04/29/2020

Covid-19 in Brazil

Indigenous umbrella organizations publish list of demands (Press Release)

Leading umbrella and support organizations of the indigenous communities in Brazil have published a list demands, calling for more effective protection against Covid-19. They demand that the Brazilian government provide health stations in indigenous areas – with more protective masks, virus test kits, and hygiene products, as well as hospital beds for the seriously ill. The police forces and authorities should finally ensure that illegal goldminers are expelled from indigenous areas and that the crisis is not used as a pretext for further invasions.

According to the Society for Threatened Peoples (STP), the desperate call for help was signed by the country's twenty most important indigenous peoples' organizations – including APIB, COIAB, CIMI, ISA, and Greenpeace Brazil. "Brazil's indigenous peoples are fighting for their survival in the coronavirus crisis. For Covid-19 exacerbates their already dramatic situation, which is characterized by disenfranchisement and marginalization. The government under President Jair Bolsonaro shows little interest in protecting the indigenous peoples from the pandemic," stated Ulrich Delius, the STP's Director, in Göttingen on Wednesday. Bolsonaro has often enough made it clear that he is more interested in access to indigenous land and its resources than in protecting indigenous life.
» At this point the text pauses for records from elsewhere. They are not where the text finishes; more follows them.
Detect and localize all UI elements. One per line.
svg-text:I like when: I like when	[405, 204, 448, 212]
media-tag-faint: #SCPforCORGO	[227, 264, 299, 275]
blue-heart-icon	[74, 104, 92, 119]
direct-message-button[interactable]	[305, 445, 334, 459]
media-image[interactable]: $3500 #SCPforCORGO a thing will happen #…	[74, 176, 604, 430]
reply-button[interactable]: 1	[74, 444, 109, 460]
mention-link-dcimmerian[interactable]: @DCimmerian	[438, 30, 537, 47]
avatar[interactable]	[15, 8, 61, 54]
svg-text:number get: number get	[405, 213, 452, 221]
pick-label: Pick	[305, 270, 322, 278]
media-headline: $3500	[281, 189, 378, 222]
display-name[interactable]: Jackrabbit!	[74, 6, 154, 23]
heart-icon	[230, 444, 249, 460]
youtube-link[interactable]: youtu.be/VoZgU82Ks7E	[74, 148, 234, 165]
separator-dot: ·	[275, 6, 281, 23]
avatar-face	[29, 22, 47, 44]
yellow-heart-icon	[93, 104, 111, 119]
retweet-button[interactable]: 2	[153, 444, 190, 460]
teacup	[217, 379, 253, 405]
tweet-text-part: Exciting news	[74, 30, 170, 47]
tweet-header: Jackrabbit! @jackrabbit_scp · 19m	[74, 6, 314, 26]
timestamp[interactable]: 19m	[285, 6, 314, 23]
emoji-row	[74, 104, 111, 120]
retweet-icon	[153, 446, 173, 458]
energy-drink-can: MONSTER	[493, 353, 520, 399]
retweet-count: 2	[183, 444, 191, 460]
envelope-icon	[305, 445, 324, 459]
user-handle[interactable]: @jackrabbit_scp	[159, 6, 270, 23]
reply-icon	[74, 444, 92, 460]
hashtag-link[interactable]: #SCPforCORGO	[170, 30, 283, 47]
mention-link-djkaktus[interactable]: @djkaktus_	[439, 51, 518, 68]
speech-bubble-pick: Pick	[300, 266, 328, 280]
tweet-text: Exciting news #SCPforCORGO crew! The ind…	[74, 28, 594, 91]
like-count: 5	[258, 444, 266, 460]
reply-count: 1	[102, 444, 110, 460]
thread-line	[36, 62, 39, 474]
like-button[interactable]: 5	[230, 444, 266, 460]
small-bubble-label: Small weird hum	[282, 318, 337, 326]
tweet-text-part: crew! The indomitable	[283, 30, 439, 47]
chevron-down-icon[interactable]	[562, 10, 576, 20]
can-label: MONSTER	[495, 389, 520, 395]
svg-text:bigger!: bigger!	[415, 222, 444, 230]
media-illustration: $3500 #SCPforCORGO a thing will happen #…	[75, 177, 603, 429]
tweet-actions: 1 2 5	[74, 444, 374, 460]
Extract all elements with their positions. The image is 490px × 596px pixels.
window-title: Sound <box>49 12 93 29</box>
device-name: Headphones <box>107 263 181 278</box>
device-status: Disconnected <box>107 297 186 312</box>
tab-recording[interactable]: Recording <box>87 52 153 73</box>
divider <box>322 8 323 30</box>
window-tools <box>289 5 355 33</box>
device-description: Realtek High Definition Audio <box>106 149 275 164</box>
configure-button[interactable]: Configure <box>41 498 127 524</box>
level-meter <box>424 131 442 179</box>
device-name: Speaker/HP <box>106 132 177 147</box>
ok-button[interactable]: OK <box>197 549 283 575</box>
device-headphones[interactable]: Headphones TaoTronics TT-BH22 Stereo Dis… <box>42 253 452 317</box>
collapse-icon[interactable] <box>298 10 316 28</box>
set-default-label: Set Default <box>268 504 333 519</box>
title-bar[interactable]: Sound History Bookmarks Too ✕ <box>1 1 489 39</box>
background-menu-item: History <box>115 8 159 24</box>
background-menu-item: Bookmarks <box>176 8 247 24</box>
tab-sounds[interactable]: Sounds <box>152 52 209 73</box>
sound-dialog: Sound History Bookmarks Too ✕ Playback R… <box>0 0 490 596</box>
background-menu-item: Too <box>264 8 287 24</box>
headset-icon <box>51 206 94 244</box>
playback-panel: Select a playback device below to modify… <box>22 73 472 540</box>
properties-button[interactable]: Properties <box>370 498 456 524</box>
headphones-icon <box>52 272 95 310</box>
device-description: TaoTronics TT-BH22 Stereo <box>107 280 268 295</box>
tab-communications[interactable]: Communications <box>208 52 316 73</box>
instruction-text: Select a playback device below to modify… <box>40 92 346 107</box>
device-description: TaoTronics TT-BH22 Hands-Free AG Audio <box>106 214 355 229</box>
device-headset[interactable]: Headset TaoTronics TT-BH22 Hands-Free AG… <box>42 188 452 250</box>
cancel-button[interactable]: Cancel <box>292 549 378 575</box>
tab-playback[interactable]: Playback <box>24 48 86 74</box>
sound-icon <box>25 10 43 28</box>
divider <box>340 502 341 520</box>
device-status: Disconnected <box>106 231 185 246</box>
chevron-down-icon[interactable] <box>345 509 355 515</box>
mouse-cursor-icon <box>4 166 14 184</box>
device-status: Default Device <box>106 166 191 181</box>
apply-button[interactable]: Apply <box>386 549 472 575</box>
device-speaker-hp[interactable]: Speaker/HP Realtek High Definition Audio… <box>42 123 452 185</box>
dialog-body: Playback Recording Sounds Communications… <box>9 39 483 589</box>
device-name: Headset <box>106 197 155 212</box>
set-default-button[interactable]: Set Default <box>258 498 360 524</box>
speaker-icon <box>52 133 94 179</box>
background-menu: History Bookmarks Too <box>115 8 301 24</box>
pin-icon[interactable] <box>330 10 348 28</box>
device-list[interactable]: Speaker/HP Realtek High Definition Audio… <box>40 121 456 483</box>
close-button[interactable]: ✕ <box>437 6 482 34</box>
The organizations are still demanding the authorities to establish a crisis management team to protect the indigenous communities from the pandemic, emphasizing that indigenous people should also be represented on the staff. Further, it would be necessary to initiate new health care projects in in officially recognized indigenous areas. However, around 300,000 of the 900,000 indigenous people in Brazil live outside officially recognized protected areas. Their situation must be improved as well. A particularly large number of indigenous people live in the city of Manaus in the state of Amazonas, under the poorest conditions. "In the slums of the city, with its 1.7 million inhabitants, they have no chance of being assigned one of the 50 intensive care beds in the case of an infection," Delius warned. "The indigenous peoples are the forgotten victims of the health crisis in Brazil."